Tetsuya Harada, Takao Kawai, Michio Jinnai, Takahiro Ohnishi, Yoshiko Sugita-Konishi and Yuko Kumeda.
Division of Bacteriology, Osaka Prefectural Institute of Public Health, Osaka, Japan,and Division of Microbiology,
National Institute of Health Sciences, Tokyo, Japan.
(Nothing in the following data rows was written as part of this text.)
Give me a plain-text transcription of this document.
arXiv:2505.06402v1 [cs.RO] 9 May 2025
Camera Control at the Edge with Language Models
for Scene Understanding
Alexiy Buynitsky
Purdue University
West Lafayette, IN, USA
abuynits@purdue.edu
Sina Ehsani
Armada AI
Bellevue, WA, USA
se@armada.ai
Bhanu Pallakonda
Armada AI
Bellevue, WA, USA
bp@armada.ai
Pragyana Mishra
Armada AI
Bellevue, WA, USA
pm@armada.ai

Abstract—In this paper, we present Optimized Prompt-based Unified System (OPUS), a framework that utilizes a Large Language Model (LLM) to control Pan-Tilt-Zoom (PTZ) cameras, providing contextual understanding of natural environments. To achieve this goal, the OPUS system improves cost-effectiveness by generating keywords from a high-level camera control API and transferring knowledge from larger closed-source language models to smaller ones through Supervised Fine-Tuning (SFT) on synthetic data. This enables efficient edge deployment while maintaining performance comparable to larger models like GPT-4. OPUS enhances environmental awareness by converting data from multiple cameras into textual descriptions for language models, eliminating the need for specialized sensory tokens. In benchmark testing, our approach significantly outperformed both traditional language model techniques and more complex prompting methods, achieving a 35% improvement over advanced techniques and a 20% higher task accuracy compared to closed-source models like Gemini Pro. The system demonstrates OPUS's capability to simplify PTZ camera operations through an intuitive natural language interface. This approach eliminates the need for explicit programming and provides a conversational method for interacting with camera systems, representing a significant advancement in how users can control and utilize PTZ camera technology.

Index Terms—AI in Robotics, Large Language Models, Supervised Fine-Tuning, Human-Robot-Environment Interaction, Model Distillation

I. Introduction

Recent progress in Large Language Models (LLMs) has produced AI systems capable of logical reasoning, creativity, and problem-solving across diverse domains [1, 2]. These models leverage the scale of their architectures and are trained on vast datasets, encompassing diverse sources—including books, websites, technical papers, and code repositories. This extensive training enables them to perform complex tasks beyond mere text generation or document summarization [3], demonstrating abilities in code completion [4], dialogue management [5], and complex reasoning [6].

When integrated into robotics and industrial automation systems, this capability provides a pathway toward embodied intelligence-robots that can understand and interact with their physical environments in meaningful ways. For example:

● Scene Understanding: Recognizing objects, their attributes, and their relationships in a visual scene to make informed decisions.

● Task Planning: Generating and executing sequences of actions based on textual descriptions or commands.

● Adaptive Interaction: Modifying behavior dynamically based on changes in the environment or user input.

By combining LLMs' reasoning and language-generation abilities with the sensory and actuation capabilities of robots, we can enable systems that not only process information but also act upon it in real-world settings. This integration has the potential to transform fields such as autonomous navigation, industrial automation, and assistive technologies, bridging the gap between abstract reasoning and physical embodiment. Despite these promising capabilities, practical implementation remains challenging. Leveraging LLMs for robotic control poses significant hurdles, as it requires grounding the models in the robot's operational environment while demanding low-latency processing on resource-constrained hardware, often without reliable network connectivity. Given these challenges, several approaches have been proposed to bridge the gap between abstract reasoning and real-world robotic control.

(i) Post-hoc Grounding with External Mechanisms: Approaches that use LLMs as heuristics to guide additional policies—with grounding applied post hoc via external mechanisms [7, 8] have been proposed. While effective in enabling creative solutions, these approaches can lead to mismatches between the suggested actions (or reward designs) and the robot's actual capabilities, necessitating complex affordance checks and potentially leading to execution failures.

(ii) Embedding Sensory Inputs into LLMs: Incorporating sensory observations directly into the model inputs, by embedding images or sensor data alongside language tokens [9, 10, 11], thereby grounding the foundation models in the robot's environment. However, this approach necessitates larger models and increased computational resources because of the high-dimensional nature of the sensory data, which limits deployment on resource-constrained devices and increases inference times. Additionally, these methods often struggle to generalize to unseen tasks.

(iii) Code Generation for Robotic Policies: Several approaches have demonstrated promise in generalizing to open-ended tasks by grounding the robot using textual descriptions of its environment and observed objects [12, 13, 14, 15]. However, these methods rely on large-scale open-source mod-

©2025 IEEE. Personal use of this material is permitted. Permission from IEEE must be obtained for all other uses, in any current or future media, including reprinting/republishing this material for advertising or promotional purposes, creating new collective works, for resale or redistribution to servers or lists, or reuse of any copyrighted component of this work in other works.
  • Key words: Tissue biopsy, medical microbiology, bacterial identification
  • Aim of the study: Isolation of microorganisms from infected biopsy specimens
  • Application: Bacterial culture
  • Sample name: Tissue biopsy
  • Material: FastPrep-24™ instrument, TeenPrep sample holder, 8-10 ceramic beads (Lysing Matrix M, ΒΌ ")
  • Buffer: glucose broth

Protocols & Parameters

Tissue biopsies are transferred with tweezers from original glass and into 15 ml sterile centrifuge tube (use 2 ml tube if very small biopsy).
  1. Add between 1 g and 2 g biopsy sample to a 15 ml Lysing Matrix tube containing 8-10 large 1/4 inch ceramic beads.
  2. Add 5ml glucose broth.
  3. Homogenize samples in the FastPrep-24™ instrument for 40 seconds at a speed setting of 6.5 m/s.
  4. After homogenizing, take out the tube(s) from the FastPrep-24™ instrument and remove the beads.
  5. Inoculate media and transfer the homogenized biopsy to a sterile glass for storage.


  • The FastPrep® System (FastPrep-24™ instrument, TeenPrep sample holder, Lysing Matrix M) provides effective homogenization of tissue biopsies and did not result in cross-contamination of the samples.
  • The culture results were proven better than the manual method.